Recently, a petition has been circulating calling for a temporary moratorium on the development of more powerful language models than those that currently exist. According to this petition “AI labs locked in an out-of-control race to develop and deploy ever more powerful digital minds that no one – not even their creators – can understand, predict, or reliably control.” “Should we let machines flood our information channels with propaganda and untruth? Should we automate away all the jobs, including the fulfilling ones? Should we develop nonhuman minds that might eventually outnumber, outsmart, obsolete and replace us? Should we risk loss of control of our civilization?”
The objective of this petition is based on a profound misunderstanding, bordering on hysteria, of just what the current and foreseeable state of artificial intelligence is. Large language models are not out of control, they are not digital minds, and they are not ineffable (they can be understood). They are, as I noted earlier, conceptually simple models that stochastically select words conditional on the context. There is zero chance that these models will automate away all jobs, or replace us.
Policies and regulations based on inadequate understanding of a situation will be ineffective, or worse. The fears expressed in this petition are based on such a profound misunderstanding of the technology that any resulting policies will be laughable, meaningless, or even harmful. There might someday be digital minds, but stochastic parrots are not among them. Casting the models as monsters under the bed and the scientists and engineers that create them as computational Frankensteins is irresponsible. The fear-mongering exacerbates the currently widespread mistrust of scientists and other experts, and may endanger individual lives.
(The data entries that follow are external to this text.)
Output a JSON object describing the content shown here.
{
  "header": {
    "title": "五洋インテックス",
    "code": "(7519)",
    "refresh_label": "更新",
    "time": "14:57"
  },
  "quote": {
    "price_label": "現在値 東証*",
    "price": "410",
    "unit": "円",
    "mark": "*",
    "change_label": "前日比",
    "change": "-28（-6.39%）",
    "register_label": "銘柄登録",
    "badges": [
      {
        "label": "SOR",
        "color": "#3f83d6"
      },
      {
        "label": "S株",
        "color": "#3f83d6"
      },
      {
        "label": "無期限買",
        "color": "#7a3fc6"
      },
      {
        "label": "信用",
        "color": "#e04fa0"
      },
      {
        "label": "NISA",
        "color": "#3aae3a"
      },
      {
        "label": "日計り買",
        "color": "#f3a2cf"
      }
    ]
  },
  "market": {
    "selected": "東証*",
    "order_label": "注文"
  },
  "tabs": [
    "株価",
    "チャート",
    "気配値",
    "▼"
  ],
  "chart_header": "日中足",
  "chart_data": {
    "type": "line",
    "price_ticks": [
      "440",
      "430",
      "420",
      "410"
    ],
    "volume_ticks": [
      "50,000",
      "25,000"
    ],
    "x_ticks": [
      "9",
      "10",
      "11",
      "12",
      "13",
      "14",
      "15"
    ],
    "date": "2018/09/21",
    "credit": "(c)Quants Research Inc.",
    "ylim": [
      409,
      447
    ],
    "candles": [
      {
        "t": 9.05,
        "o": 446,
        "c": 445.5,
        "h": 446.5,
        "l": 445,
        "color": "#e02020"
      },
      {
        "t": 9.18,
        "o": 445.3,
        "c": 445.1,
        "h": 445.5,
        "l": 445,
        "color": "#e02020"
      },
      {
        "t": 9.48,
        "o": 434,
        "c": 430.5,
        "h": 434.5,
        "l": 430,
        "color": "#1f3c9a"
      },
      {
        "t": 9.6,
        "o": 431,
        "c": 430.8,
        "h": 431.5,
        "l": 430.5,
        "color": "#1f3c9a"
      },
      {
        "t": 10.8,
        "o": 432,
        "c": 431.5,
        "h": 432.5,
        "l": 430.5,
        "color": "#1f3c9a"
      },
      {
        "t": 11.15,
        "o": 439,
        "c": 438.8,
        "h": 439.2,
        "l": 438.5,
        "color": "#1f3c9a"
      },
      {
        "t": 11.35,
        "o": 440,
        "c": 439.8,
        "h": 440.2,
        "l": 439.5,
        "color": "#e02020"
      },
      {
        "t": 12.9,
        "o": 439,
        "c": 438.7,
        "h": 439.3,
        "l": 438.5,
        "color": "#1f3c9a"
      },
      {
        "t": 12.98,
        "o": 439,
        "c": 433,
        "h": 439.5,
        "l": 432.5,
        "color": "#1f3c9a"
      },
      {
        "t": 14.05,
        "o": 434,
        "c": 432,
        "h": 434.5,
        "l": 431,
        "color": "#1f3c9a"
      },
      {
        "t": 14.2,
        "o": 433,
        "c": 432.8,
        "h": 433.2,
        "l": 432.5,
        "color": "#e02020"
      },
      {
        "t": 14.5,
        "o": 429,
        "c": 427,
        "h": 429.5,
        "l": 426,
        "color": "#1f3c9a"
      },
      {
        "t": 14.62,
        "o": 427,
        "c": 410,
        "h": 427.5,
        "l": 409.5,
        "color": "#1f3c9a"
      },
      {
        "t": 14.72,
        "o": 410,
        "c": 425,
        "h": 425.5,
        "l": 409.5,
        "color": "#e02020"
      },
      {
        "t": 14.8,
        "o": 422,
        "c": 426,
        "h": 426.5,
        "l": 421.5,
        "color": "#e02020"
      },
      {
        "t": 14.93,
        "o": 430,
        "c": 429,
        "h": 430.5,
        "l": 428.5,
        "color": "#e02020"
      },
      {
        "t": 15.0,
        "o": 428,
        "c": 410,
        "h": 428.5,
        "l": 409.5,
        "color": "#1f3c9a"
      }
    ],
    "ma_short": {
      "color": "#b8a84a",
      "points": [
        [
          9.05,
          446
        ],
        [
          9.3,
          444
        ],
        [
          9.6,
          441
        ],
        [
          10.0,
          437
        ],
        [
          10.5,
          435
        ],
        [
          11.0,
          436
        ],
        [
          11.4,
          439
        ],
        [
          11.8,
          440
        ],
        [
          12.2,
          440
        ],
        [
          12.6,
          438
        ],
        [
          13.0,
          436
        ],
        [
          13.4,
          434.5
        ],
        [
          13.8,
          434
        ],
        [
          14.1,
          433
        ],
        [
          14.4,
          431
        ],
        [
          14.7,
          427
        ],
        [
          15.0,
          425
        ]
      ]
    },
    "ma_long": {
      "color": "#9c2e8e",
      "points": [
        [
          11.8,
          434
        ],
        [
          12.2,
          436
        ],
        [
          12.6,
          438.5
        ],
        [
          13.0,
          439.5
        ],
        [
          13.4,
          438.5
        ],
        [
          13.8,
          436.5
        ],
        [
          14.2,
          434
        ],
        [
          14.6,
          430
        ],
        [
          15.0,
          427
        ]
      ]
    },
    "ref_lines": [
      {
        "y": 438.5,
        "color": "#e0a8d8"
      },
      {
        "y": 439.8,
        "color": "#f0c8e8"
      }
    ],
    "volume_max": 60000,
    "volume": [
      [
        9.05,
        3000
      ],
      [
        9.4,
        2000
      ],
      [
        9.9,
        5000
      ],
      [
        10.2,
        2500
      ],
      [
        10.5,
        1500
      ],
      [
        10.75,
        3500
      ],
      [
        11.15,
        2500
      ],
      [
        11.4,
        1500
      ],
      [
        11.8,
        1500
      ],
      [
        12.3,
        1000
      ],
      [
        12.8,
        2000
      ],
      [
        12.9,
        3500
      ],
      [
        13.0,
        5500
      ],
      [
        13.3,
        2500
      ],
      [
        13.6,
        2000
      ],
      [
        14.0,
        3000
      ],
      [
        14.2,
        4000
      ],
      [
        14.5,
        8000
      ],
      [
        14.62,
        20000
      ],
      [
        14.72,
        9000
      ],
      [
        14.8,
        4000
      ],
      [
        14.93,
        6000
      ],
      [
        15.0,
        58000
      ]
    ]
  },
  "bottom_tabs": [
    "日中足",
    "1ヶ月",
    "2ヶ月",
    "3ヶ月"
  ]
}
Today’s models are tools, they are not Skynet looking to eradicate life on Earth. Like any tools, they may cause harm when misused. If there are to be regulations, these regulations should be directed at mitigating current potential harms, not at the fear that these models are somehow inherently malevolent. We need to concern ourselves about how people may misuse models; we need not worry that the models will become our computational overlords.